I dedicated a couple of hours during the weekend to (gently) spidering a well-known online jobs site in Argentina for Python-related positions, and then running hierarchical cluster analysis on hand-selected keywords using Pycluster.
According to this analysis (with all the caveats about rushed work, low n, etc), there are roughly three differentiated “domains of competence” according to the people who write posts in job boards:
- A “narrow web domain”: ajax, dhtml, hibernate, apache, tomcat, spring, corba, rails, java, ruby, perl, php
- A “wide web domain”:html, javascript, css, xml, mysql, cms, xhtml, c, cctv, ethernet, django, turbogears, flex, flash, coldfusion, xslt, lamp, mssql, soap, clusters, hpc, jboss, jetty, subversion, snmp, samba, excel, sybase, smarty, postgresql, rpc, plone, openerp, zope
- A “server domain” (more sharply distinct from the rest): c++, boost, dns, firewalls, jython, unix, oracle, sql, solaris, ip, api, tcp, openssl, linux, svn
The labels I chose are of course largely arbitrary, but the grouping itself is less so, and not obviously derived from technological reasons. The “server domain” is more or less self-explanatory (although not devoid of weirdness), but why are the two first categories grouped as they are? Off the top of my head, I think that this reflects the existence of a more programming-oriented web domain among Python-mentioning jobs where dynamic languages are notorious and relatively large deployments are expected (hence the “enterprise” java technologies), and a large and heterogeneous “bag domain” of web-related technologies where everything goes. Needlessly to say, this description falls apart quite quickly (“clusters” and “hpc” belong to this bag domain, where they should logically go somewhere else), but, still, it seems to be a workable first approximation.
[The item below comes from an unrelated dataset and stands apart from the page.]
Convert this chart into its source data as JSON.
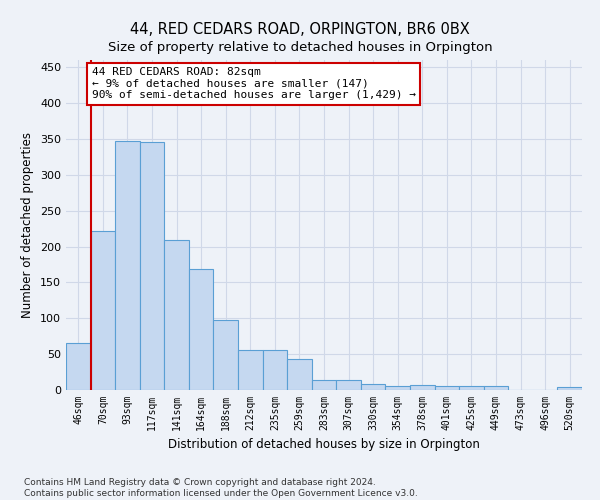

Looking at a finer granularity, things become much clearer. You have, for example, a “dynamic languages” cluster, and a very well defined “classic websites” cluster (html, javascript, css, xml, mysql).
It would be interesting to see how well these clusters (specially at the finer granularity levels) correlate with actual demands during work, but I’m not sure where to get that data from.